Officials at the DEP credit the discontinuation of DDT and other pesticides, DEP management, habitat protection and improved water quality with the resurgence of the national bird in the Garden State.
"The success of our threatened and endangered wildlife is an important indicator of the health of our overall environment," said DEP Commissioner Bob Martin in a statement. "We have many positive takeaways from this most recent update to the lists, but we are also reminded that much work still lies ahead of us."
According to the DEP, endangered species are those whose prospects for survival are in immediate danger due to one or several factors, such as loss or degradation of habitat, exploitation, predation, competition, disease or environmental degradation. A threatened species is one that could become endangered due to its small population size, restricted range and/or specialized habitat needs.

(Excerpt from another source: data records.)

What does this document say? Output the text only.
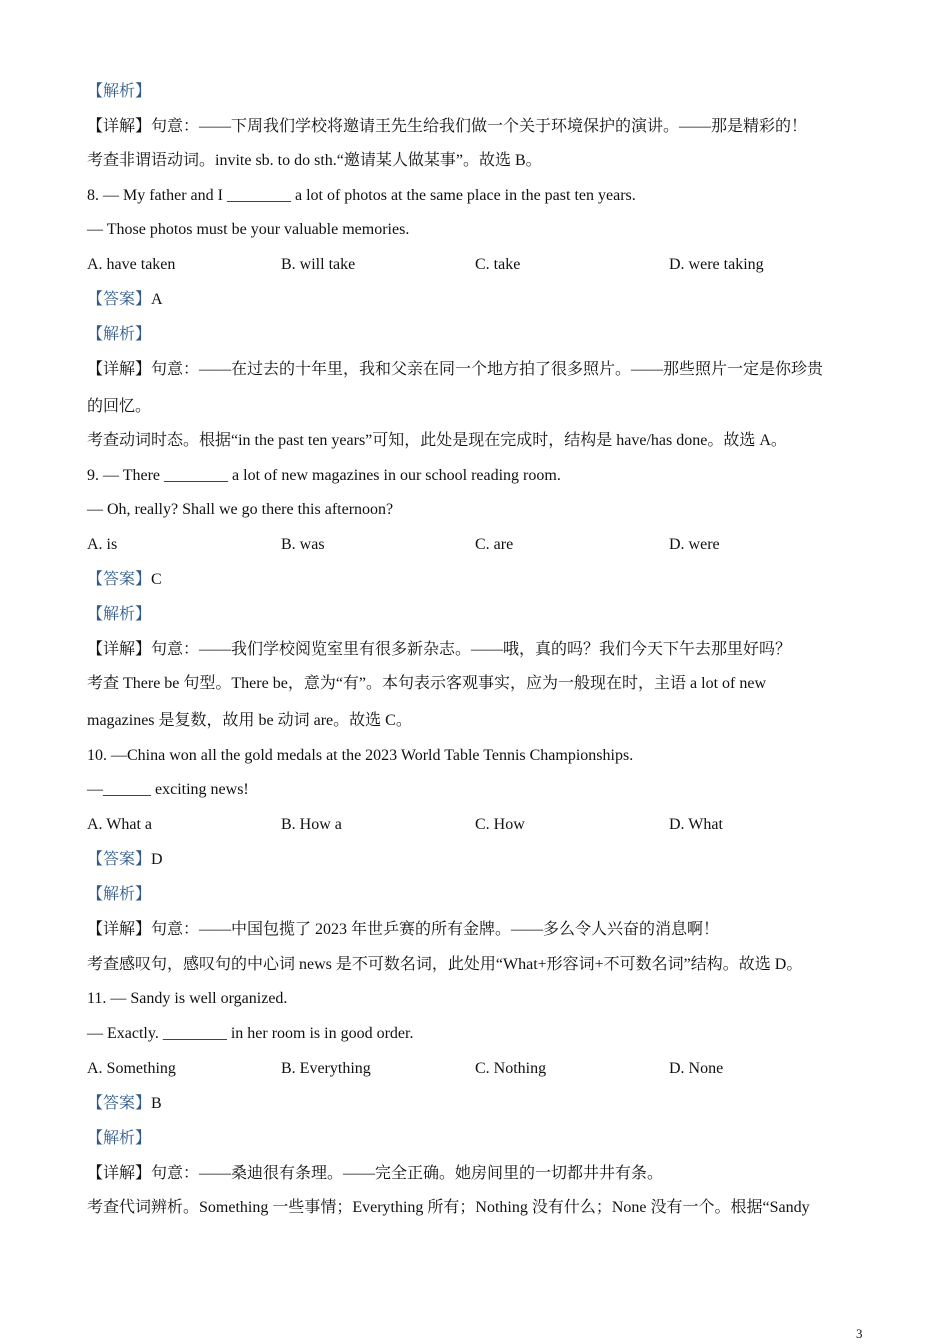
【解析】
【详解】句意：——下周我们学校将邀请王先生给我们做一个关于环境保护的演讲。——那是精彩的！
考查非谓语动词。invite sb. to do sth.“邀请某人做某事”。故选 B。
8. — My father and I ________ a lot of photos at the same place in the past ten years.
— Those photos must be your valuable memories.
A. have taken	B. will take	C. take	D. were taking
【答案】A
【解析】
【详解】句意：——在过去的十年里，我和父亲在同一个地方拍了很多照片。——那些照片一定是你珍贵
的回忆。
考查动词时态。根据“in the past ten years”可知，此处是现在完成时，结构是 have/has done。故选 A。
9. — There ________ a lot of new magazines in our school reading room.
— Oh, really? Shall we go there this afternoon?
A. is	B. was	C. are	D. were
【答案】C
【解析】
【详解】句意：——我们学校阅览室里有很多新杂志。——哦，真的吗？我们今天下午去那里好吗？
考查 There be 句型。There be，意为“有”。本句表示客观事实，应为一般现在时，主语 a lot of new
magazines 是复数，故用 be 动词 are。故选 C。
10. —China won all the gold medals at the 2023 World Table Tennis Championships.
—______ exciting news!
A. What a	B. How a	C. How	D. What
【答案】D
【解析】
【详解】句意：——中国包揽了 2023 年世乒赛的所有金牌。——多么令人兴奋的消息啊！
考查感叹句，感叹句的中心词 news 是不可数名词，此处用“What+形容词+不可数名词”结构。故选 D。
11. — Sandy is well organized.
— Exactly. ________ in her room is in good order.
A. Something	B. Everything	C. Nothing	D. None
【答案】B
【解析】
【详解】句意：——桑迪很有条理。——完全正确。她房间里的一切都井井有条。
考查代词辨析。Something 一些事情；Everything 所有；Nothing 没有什么；None 没有一个。根据“Sandy
3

Brick Township is home to two eagle populations – one near the Tunes Brook Branch of Kettle Creek in the southern part of town, and another along the south shore of the Manasquan River in the northern part of town.
A reporter's look (through binculars) at the southern nest on Monday showed no eagles in a well-known congregating area, but local residents say the birds have been spotted frequently throughout the winter.
"He or she has visited our dock to hunt the little ducks," said John Zingis, a Brick resident, in an e-mail.
Last week's announcement also brought good signs for the state's osprey population. The status of the iconic sea bird species has likewise been upgraded to threatened from endangered.